2. The reviewer’s second point was that the last paragraph of section 2.2 did not belong. We agreed, and have since decided to delete this whole paragraph.
3. The third point addresses the wording of a sentence in the second paragraph of 2.3, titled “Molecular beacon-based fluorescence assays.” As the reviewer pointed out, the issue of MBs being negatively charged, and thus unable to cross the cell membrane, is not unique. We addressed the fact that other platforms discussed in the paper also have this issue.
4. The fourth point made by the reviewer suggests that we described the process of FRET backwards. We revised this section to make it clear that the donor is excited, and then upon returning to ground state, transfers its energy to the acceptor, resulting in acceptor fluorescence.
5. The fifth point we addressed by removing the statement that Northern blotting is more accurate than qPCR, as it is too general and inaccurate.

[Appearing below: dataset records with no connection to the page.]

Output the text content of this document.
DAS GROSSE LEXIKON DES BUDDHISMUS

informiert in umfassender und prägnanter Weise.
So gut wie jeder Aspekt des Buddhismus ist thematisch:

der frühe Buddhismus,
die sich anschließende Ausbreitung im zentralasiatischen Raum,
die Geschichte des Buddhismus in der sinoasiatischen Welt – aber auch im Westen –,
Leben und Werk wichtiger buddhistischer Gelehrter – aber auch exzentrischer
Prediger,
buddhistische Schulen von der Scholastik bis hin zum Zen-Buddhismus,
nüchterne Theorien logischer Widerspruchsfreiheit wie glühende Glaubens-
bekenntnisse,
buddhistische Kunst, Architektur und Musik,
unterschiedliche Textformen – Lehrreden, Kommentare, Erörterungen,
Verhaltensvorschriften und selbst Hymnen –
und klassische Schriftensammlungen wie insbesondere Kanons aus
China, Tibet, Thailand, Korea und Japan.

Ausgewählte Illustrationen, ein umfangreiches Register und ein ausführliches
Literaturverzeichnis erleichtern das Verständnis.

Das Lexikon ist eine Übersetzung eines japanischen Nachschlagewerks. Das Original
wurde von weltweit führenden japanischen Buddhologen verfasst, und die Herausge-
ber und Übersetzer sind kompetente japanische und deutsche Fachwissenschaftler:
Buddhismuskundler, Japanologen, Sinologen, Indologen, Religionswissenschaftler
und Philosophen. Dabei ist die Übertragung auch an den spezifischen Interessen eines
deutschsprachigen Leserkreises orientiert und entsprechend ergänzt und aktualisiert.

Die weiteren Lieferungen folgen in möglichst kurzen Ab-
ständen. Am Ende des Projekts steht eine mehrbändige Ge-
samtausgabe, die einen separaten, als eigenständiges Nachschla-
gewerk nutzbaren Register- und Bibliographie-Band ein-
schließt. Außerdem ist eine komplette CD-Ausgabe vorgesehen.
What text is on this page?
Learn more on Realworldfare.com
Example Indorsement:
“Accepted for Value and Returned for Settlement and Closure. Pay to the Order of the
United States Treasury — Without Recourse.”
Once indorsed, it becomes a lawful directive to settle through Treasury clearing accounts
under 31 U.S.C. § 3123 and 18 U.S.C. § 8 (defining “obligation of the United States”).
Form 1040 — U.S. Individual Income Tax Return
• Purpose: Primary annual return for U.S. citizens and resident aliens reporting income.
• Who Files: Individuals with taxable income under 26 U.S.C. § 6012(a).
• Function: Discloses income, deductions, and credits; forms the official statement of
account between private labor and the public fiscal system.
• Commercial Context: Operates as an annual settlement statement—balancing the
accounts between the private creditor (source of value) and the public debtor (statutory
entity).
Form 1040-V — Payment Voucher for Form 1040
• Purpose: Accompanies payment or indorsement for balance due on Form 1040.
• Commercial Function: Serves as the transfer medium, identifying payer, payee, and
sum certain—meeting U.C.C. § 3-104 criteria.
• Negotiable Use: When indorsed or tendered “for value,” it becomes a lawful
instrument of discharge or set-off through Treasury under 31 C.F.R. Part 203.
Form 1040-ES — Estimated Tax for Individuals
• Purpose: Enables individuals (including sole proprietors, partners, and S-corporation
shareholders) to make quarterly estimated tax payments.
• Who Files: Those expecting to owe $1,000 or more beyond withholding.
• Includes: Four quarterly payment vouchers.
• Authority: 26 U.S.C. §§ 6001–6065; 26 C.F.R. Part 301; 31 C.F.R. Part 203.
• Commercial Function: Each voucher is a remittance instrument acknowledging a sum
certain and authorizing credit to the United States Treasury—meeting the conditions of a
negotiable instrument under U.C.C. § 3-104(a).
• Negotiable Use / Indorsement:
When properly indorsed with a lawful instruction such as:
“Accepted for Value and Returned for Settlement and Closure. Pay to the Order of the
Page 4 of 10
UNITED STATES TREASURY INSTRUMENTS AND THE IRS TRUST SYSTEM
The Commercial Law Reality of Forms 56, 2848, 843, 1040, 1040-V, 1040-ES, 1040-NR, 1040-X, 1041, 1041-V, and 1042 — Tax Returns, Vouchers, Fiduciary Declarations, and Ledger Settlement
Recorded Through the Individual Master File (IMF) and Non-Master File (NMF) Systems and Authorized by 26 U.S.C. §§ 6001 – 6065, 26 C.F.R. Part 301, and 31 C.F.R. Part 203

6. To address the sixth point about section 4.1, titled “Fluorescence techniques in RNA therapeutics,” we rewrote to more focus on the fluorescence techniques used to aid studies in the advancement of RNA drugs.
7. Finally, the reviewer pointed out several grammatical issues. We have gone through the manuscript and corrected these errors, as well as some other grammatical/formatting issues that we found throughout.